Sunday, 24 May 2009

Role Models

Watching Ravi Bopara and Owais Shah help steer England to a comfortable one-day (50 overs) win against a hapless West Indies at the anonymous Bristol ground today, one’s mind flipped to the news broadcast earlier in the week of Chris Lewis’ conviction for cocaine smuggling.

The players of colour who’ve most recently made an impact on England’s cricket have been of Asian origin. Maybe it’s no coincidence that when he was captain a decade ago Nasser Hussain revivified an England team as demotivated as the West Indies is now. Dimitri Mascarhenas was also in today’s side, Monty Panesar may be in the team for the next Test match, and the young Yorkshire all-rounder Adil Rashid is said to be knocking on the door. Amjad Khan played a single Test in the Caribbean this last winter, although his complicated pedigree takes in Denmark as well as the sub-continent.

Where are our cricketers of Afro-Caribbean background? There was a time when if they weren’t legion there was at least a healthy representation. Devon Malcolm is one now remembered with misty-eyed affection. Tall and gangling, and possessed of a bowling action which was apt to go AWOL when he got over-excited (which seemed to be quite often), Devon’s finest hour came when, having been clouted ringingly on the helmet in the course of a customarily brief sojourn at the crease, he told an over-brash South African team ‘you guys are history’ and proceeded to take nine of the ten wickets available in the next innings. He became a National Hero overnight, his myopic batting only adding lustre to his legendary status. But there were others. The first black England fast bowler was the late Norman Cowans, shock-haired and bustling, and after him came David Lawrence, whose unforgettable, uncompromising charge to the bowling crease sadly led to a crippling injury in New Zealand, and Alex Tudor, whose early promise of high pace was never quite fulfilled. Philip de Freitas was an England stalwart for many years, although his fine control of cut and swing never seemed to get quite the rewards it should: a lack of genuine pace maybe blunted his great skill to some degree. And who can forget Warwickshire’s Gladstone Small, a real hundred per-center with an unusual body shape, who converted himself from an out and out paceman into a far more subtle bowler as his career developed. He never let England down either.

Chris Lewis was perhaps the most naturally gifted of all of them. His England career should have been long and distinguished. He had everything. As a bowler his loose-limbed, economical action allowed him to deliver the ball rapidly. He was a fine fielder, and an explosive batsman: his highest county score was 247, and he played several fine innings for England.

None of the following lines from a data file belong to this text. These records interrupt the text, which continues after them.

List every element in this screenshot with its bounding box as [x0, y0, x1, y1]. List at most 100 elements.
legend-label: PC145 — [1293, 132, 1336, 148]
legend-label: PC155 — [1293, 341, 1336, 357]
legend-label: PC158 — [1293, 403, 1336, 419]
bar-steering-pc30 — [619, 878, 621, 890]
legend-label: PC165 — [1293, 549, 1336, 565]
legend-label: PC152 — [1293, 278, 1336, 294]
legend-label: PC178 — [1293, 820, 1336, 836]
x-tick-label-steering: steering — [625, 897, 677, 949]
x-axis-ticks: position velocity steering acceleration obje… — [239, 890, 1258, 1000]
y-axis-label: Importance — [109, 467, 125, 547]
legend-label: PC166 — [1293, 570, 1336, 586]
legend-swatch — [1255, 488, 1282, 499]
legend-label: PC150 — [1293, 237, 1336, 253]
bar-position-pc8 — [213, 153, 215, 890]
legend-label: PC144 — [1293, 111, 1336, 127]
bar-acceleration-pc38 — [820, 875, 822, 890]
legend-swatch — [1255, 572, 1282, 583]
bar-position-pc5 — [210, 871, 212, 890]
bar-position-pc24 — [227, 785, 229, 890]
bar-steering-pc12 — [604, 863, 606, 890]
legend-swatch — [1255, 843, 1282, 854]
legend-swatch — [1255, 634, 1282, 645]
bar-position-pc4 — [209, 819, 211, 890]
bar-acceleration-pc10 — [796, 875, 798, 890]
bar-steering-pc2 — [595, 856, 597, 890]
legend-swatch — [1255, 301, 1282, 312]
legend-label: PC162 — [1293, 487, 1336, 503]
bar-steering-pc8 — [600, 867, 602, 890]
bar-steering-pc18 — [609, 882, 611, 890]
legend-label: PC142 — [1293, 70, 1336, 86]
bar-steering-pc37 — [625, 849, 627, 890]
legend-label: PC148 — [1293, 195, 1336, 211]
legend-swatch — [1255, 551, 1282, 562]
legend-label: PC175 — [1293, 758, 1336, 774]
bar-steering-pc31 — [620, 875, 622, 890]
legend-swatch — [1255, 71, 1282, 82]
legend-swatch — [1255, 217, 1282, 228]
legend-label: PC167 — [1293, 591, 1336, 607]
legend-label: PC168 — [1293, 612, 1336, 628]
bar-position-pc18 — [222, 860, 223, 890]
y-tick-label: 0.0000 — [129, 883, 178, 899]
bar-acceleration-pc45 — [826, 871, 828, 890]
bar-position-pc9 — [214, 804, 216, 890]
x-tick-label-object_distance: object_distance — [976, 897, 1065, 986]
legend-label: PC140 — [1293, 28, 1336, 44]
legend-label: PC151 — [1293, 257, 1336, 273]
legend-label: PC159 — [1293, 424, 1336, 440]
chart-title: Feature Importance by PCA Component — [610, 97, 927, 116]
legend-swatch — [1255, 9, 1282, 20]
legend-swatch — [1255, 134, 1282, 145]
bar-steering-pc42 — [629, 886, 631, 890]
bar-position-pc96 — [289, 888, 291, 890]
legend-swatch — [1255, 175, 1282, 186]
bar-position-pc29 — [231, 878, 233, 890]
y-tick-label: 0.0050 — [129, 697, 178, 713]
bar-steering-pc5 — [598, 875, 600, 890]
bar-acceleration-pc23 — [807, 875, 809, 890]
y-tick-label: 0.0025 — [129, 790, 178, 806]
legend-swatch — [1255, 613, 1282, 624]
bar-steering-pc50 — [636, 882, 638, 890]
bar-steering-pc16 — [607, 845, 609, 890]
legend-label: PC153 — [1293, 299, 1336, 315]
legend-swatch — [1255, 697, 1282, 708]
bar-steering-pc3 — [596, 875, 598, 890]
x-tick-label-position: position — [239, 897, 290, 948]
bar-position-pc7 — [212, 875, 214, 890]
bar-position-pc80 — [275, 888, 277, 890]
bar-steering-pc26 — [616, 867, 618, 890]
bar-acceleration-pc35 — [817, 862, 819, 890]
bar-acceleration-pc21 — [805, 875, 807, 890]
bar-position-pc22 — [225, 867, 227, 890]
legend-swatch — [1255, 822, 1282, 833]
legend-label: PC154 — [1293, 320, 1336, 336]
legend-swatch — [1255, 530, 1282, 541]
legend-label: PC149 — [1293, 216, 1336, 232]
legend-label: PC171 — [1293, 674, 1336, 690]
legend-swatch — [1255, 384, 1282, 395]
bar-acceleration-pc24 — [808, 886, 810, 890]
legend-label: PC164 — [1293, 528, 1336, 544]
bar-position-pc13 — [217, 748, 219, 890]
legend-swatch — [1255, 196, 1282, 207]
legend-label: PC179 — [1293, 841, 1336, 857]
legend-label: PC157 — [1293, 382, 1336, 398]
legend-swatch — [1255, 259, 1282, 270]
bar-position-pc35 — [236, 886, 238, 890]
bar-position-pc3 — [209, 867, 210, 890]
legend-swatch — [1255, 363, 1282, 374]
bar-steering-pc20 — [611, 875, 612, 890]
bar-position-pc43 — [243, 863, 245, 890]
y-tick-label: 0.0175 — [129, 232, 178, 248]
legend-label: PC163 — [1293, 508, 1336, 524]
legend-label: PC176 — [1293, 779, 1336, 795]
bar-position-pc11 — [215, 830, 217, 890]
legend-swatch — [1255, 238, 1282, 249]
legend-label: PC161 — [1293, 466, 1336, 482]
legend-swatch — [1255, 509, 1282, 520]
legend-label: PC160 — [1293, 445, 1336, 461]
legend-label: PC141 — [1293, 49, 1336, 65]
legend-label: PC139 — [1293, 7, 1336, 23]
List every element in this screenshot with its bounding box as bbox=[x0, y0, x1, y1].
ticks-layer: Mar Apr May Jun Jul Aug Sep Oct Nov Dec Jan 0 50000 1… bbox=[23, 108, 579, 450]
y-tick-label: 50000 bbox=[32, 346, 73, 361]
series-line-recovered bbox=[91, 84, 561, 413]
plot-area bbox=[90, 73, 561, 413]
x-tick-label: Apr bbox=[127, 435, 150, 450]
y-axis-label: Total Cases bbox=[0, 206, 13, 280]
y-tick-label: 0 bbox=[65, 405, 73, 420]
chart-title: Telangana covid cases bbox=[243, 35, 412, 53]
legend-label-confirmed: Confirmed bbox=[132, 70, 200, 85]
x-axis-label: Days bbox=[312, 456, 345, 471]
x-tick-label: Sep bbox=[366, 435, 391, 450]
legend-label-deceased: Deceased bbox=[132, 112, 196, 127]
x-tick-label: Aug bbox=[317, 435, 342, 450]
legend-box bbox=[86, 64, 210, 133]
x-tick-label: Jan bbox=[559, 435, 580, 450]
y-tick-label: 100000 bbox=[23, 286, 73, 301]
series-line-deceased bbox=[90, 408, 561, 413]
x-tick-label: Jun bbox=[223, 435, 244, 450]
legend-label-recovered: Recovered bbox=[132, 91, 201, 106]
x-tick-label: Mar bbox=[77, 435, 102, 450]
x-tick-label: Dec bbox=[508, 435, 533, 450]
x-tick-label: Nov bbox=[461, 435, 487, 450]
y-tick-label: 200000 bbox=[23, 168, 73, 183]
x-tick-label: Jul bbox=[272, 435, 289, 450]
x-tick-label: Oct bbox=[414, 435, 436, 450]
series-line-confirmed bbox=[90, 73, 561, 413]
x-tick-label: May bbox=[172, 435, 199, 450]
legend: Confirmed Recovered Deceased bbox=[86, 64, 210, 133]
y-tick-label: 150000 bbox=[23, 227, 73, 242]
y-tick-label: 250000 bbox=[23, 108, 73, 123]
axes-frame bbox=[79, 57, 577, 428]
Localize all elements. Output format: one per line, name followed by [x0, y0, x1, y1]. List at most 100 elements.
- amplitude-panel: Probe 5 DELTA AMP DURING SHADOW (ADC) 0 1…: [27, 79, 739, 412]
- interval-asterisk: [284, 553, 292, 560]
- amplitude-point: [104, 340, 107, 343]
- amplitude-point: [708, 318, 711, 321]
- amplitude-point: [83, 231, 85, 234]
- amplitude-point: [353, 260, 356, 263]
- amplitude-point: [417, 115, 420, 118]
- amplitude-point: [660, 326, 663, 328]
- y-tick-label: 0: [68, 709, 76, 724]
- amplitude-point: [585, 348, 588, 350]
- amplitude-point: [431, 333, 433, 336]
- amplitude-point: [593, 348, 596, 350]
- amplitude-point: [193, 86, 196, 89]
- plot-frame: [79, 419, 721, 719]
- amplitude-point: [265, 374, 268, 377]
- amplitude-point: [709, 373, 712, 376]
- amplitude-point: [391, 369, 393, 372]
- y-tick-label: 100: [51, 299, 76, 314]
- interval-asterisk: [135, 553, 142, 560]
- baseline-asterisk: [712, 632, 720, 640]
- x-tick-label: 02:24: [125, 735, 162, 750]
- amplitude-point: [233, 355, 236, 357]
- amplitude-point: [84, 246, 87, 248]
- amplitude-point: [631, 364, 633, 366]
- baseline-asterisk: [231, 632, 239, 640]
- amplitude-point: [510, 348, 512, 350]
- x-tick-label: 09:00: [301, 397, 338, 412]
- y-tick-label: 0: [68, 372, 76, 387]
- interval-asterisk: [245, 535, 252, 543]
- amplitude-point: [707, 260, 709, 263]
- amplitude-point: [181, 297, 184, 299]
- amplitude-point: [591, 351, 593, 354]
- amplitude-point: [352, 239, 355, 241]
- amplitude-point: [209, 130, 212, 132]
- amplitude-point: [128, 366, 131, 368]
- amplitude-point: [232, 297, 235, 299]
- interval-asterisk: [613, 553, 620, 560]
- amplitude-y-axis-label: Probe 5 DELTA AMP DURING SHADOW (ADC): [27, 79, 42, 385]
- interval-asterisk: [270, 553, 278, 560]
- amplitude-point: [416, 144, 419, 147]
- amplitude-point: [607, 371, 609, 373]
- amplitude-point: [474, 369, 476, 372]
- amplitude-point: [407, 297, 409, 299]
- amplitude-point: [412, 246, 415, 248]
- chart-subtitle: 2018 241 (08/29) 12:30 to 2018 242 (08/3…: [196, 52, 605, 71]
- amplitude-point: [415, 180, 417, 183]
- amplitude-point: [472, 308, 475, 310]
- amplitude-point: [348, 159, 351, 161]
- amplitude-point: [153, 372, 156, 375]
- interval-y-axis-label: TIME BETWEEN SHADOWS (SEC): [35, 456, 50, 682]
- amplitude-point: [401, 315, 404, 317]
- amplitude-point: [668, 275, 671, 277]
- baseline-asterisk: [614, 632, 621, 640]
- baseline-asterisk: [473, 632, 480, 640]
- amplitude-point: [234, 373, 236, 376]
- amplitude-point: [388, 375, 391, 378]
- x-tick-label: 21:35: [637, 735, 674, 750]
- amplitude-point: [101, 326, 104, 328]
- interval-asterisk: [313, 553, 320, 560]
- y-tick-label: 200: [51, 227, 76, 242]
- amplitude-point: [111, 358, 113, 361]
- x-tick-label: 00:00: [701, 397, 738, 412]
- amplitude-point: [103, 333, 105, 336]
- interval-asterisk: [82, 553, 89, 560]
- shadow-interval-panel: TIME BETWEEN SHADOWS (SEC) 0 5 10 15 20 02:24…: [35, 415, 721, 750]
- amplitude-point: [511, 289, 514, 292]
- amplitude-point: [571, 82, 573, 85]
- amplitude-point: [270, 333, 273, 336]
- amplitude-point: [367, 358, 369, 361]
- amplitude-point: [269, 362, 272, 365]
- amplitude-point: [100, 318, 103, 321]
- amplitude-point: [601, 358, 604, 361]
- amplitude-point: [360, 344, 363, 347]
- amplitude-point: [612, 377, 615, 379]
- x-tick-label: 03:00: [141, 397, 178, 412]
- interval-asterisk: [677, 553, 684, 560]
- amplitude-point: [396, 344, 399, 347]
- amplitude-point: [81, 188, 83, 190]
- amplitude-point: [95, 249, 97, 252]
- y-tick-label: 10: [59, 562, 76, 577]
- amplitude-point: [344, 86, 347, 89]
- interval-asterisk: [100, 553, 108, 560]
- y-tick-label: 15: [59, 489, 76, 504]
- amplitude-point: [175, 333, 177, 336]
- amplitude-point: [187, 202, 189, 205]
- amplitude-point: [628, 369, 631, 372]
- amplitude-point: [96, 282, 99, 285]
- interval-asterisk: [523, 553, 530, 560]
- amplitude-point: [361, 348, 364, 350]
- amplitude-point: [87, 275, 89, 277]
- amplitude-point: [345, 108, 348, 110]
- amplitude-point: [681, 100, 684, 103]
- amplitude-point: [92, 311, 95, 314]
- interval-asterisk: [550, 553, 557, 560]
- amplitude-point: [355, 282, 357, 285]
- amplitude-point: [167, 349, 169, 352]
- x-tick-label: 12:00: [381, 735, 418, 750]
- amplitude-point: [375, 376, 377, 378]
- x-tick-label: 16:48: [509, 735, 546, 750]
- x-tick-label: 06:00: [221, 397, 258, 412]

But there was always an angle. Early in his England career he fell victim to sunstroke during a Test Match in Australia, the result of shaving his head and then failing to wear a sun-hat. The ‘Sun’ newspaper (appropriate, that!) labelled him ‘The Prat without a hat’. Lewis was a handsome man, but combining modelling and sport always seems to spell trouble. And he left the game alleging that several England colleagues had been willing to take bribes to throw matches in which they had been involved. It did not make him the most popular person in cricket.

But although the latter turn of events left a bad taste, it’s not a crime to fail to make it at the highest level in your chosen professional sport. One bad decision can be the difference between a celebrated career and a forgotten one, and we who watch or comment have to maintain proper humility – most of us simply haven’t been there. And what on earth is it like when the fame and glamour is suddenly gone overnight, and there’s nothing to fall back on, despite the advice you were given when you were sixteen?

It’s still immensely sad that a great opportunity has been wasted: Chris Lewis could have been a fantastic role model, and the effects might have been felt way beyond sport. Instead the reverse has happened, and he’ll now have many years in prison to review what has happened, with uncertain consequences. But…he’s still only 41, and maybe he’ll be free in seven years or so with a chance of doing something to redress the balance. And we really need for this to happen. This bunch of touring West Indians aren’t going to have Britain’s black youngsters flocking to the nets in emulation of their heroes. And I wonder if Messrs Gayle & co. will consider that when they pocket their appearance money after today’s miserable display?